If $f:R→R, g:R→R$ are continuous bijective, then prove/disprove $h(x)=f(x)−g(x)$ is a bijection function.

Question

*The full question is: *
If $f:R→R$ is a continuous increasing bijection function and $g:R→R$ is a continuous decreasing bijection function, then prove or disprove that $h(x)=f(x)−g(x)$ is a bijection function.

Am not good at analysis, know of the concept of continuity (from left & right, based on limits) only. This concept helps in deriving properties needed for my basic knowledge.
If two functions are monotonic (added to emphasize further the increasing/decreasing property), bijective (implies to me- that range exists for entire domain, but significance is not intuitive in this context) continuous functions, then even if the domain (& also range) of one is a subset (need not be proper), then still $h(x)$ 'will' not be bijective, as shown below:

If $f$ is suppose increasing, and $g$ decreasing over the same interval (both are having same domain and ranges, with none subset of the other, and are equal); then can imagine (with no value assigned to domain, function, hence to range to substantiate) that one function ($f$) is increasing with same domain and range, while another ($g$) is decreasing over the same domain (with the same range). Hence, the difference is zero, which forms the range of $h(x)$ and is a constant value, and hence is not a bijection function even, as $h(x)$ is having the same value for all elements. In case, the range elements have a constant difference for $f, g$, then still the same situation remains.

Answer 1

Guide:

• To prove that a fucntion is a bijection function, we have to check that they are both injection and surjection.

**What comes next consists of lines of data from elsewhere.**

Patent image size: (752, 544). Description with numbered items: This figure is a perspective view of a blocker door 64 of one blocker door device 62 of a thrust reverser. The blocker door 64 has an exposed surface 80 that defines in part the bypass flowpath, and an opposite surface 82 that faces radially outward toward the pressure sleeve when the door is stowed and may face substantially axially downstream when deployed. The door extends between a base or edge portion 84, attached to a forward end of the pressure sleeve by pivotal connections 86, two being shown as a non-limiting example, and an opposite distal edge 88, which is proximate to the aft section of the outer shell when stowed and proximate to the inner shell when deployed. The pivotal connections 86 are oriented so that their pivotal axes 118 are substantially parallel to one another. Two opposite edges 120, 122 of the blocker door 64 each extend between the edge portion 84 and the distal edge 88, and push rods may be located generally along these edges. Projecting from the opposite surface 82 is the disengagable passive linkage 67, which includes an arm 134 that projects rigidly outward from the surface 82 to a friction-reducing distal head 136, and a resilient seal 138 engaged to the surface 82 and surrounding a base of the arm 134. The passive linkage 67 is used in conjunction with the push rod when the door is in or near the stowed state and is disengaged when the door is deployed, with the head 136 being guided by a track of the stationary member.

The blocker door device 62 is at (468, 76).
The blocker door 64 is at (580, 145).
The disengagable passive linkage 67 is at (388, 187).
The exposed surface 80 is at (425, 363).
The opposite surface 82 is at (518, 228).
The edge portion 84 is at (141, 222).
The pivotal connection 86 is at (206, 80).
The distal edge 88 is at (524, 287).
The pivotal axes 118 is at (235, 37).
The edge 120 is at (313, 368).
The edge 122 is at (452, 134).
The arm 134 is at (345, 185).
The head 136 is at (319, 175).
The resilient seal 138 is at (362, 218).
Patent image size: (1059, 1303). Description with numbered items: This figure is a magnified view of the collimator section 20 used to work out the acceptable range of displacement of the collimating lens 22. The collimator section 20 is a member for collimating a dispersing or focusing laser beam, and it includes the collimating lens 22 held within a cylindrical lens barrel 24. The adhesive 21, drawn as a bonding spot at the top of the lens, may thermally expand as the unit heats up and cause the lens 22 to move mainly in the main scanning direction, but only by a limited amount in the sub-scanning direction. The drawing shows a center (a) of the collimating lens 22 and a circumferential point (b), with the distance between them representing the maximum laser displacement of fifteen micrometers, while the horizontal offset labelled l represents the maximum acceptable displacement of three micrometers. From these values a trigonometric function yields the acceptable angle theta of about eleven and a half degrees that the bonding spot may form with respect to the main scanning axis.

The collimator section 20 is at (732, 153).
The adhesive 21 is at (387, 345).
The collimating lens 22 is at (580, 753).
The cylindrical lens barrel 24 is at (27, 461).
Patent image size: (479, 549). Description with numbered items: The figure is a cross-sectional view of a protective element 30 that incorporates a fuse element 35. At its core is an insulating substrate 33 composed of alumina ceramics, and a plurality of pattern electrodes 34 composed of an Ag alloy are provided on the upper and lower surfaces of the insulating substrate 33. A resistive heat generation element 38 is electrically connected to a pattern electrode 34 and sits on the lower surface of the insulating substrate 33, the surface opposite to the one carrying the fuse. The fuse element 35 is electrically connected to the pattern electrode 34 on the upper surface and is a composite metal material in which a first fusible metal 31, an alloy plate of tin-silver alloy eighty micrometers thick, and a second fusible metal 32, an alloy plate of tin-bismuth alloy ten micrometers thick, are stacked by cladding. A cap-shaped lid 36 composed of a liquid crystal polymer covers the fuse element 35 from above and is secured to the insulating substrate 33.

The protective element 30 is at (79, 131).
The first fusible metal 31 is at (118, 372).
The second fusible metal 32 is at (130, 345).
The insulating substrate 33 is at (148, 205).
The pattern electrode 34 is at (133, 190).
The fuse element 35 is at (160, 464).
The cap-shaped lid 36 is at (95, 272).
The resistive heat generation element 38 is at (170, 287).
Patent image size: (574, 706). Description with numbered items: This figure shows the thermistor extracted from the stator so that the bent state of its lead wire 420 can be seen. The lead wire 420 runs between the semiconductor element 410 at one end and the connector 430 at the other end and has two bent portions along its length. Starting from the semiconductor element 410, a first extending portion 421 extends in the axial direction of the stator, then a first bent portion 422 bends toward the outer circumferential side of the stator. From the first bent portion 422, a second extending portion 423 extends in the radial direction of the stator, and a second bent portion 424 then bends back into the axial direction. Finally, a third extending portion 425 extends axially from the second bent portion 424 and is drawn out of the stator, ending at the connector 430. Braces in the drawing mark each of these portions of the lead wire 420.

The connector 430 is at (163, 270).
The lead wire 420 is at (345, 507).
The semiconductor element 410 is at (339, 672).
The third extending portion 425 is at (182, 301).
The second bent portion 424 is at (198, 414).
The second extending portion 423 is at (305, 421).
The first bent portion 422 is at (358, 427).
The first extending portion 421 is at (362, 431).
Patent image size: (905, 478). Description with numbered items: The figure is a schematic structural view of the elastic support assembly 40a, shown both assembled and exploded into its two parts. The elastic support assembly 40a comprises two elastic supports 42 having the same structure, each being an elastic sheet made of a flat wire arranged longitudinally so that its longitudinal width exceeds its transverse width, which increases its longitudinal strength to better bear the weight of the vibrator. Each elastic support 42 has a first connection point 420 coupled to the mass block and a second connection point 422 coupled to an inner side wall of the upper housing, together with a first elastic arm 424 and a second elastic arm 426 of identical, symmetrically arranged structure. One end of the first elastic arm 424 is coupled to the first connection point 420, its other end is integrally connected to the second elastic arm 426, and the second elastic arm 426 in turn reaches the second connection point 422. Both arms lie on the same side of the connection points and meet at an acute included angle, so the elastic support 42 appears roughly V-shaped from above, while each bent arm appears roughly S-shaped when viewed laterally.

• To prove that it is an injection, suppose that $x_1 \ne x_2, h(x_1)=h(x_2)$, then we obtained $$f(x_1)-g(x_1)=f(x_2)-g(x_2)$$

$$f(x_1)-f(x_2)=g(x_1)-g(x_2)$$

Try to see a contradiction.

• To show surjection, note that $\lim_{x \to -\infty} f(x)-g(x)=- \infty$ and $\lim_{x \to \infty} f(x)-g(x)=\infty$, note that $f-g$ is also a continuous function and we can use intermediate value theorem on $h$ to show surjection.

Answer 2

The functions $f$ and $-g$ are both increasing and bijective. Therefore;

• $\lim_{x\to+\infty}f(x)=\lim_{x\to+\infty}-g(x)=+\infty$;
• $\lim_{x\to-\infty}f(x)=\lim_{x\to-\infty}-g(x)=-\infty$.

So, $f-g$ is injective (since it is strictly increasing) and surjective ($\lim_{x\to\pm\infty}f(x)-g(x)=\pm\infty$ and surjectivity follws then from the intermediate value theorem).